At the heart of Wong’s filming process is the post-modern idea that his generation of directors are “recycling” what has been done before, rather than discovering new cinematic spaces. According to Lalanne, Wong goes further than anyone else in narrative inventiveness, as he dynamites genre conventions, such as the urban crime story in As Tears Go by, or the classic swordfight film in Ashes of Time (1994), in order to reconstruct them around his own obsessions, crafting convoluted but incomplete storylines: “Each of his films bears the traces of another story it could have told and which he couldn’t bring himself to do away with. Wong Kar-Wai’s fiction films are less stories than crossroads of stories.”

Every author also mentions the impossibility for Wong’s characters to really connect, communicate, and love one another. “In every set of relation […] the characters miss each other and fail to match up. As a result, no story has a happy conclusion […]”, notes Abbas, analysing the interpersonal dynamics of Days of Being Wild (1991). The voice-over is a constant which allows characters to comment on their actions, inform, anticipate their own existence, and share their regrets. Lalanne points out that “When interior monologue takes the place of dialogue, it is because communication is no longer self-evident.”

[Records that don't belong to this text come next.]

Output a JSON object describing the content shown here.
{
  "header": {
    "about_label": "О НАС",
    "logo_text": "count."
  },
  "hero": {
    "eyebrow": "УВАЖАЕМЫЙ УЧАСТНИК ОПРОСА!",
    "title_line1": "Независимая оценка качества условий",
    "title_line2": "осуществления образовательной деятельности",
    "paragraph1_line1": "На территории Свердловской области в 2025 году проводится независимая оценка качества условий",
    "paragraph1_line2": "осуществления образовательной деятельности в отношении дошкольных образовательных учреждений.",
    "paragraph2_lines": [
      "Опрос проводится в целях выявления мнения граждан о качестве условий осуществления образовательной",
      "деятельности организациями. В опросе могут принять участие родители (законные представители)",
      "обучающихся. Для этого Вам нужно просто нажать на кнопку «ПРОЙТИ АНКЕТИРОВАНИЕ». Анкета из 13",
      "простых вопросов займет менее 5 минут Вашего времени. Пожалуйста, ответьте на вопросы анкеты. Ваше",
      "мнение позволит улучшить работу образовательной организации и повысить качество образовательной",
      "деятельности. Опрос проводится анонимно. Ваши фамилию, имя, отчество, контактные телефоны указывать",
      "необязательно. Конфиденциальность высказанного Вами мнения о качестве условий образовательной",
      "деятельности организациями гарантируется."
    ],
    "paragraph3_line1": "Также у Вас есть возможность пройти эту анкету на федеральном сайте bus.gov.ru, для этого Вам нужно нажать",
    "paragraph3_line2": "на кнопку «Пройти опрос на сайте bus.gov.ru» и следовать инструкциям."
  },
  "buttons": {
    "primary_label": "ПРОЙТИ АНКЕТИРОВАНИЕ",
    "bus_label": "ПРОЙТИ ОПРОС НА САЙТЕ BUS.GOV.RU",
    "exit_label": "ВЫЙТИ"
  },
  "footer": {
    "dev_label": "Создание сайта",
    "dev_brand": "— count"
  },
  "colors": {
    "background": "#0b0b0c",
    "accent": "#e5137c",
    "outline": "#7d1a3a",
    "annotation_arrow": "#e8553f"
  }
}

The physical aspect of the book itself mirrors the texture of Wong Kar-Wai’s films. The features are nestling in a glossy casket of artful shots. The volume contains fragments of in-depth analysis, but presents no introduction, no real chapters, no conclusion, and no bibliography. Though it may seem more like a compilation than a well-structured and comprehensive work, it is gripping, most erudite, and always thought provoking. This work is a compliment to Wong’s films, endearing because of their fractured and fascinating narratives, their enigmatic characters, and their visually stunning sensuality tinged with melancholy.